Zumindest die Anthropologen sind sich einig: Der wesentliche Unterschied zwischen dem Homo sapiens und anderen entwickelten Säugetieren besteht nicht in seiner ausgeprägten Hirntätigkeit und den daraus resultierenden besonderen Fähigkeiten des Intellekts, sondern in der Fähigkeit, gesellschaftlich zu kooperieren.
Individualismus versus Kooperation
Wenn Kooperation tatsächlich als Alleinstellungsmerkmal zu gelten hat, dann sind alle Superlative, die im Zeitalter der Digitalisierung im Hinblick auf Wissen und die Vernetzung von Wissen verbreitet werden, nicht das Feld, dem die größte Aufmerksamkeit in politischer Hinsicht gewidmet werden müsste.

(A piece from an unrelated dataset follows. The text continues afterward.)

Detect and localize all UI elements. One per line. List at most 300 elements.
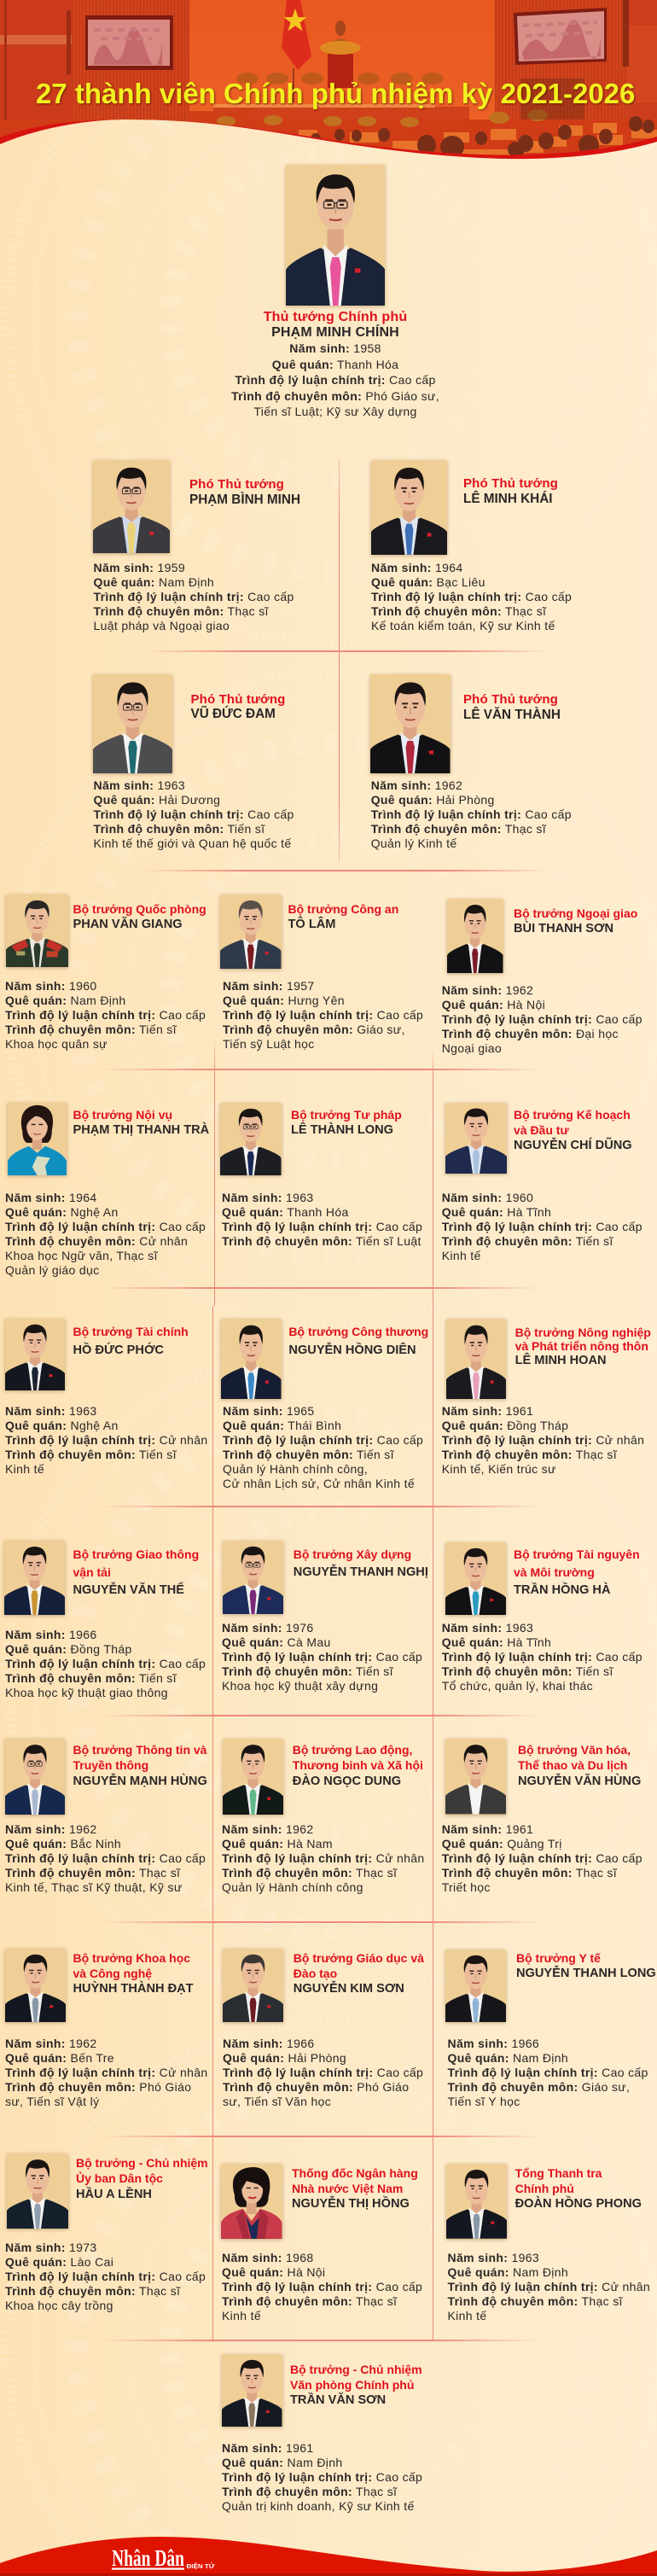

Es geht um den zivilisatorischen Stand von Zusammenarbeit. Was die globale Ordnung angeht, so ist diese allerdings nicht durch Kooperation, sondern durch Konkurrenz und Konfrontation gekennzeichnet.
Diese Erkenntnis sollte allerdings nicht die Einsicht überstrahlen, dass weltweit von Gesellschaft zu Gesellschaft erhebliche Unterschiede in puncto gelebter Kooperation existieren. Auf der Makroebene sieht es jedoch düster aus.
Die Bewegung der Blockfreien
Eine der positivsten Erscheinungen in der zurückliegenden, historischen Ära des Kalten Krieges zwischen Ost und West war die Bewegung der Blockfreien. In ihr hatten sich Staaten zusammengefunden, die nicht als Vasallen oder Satelliten der USA oder der UdSSR galten und für sich eine gesicherte Unabhängigkeit reklamierten.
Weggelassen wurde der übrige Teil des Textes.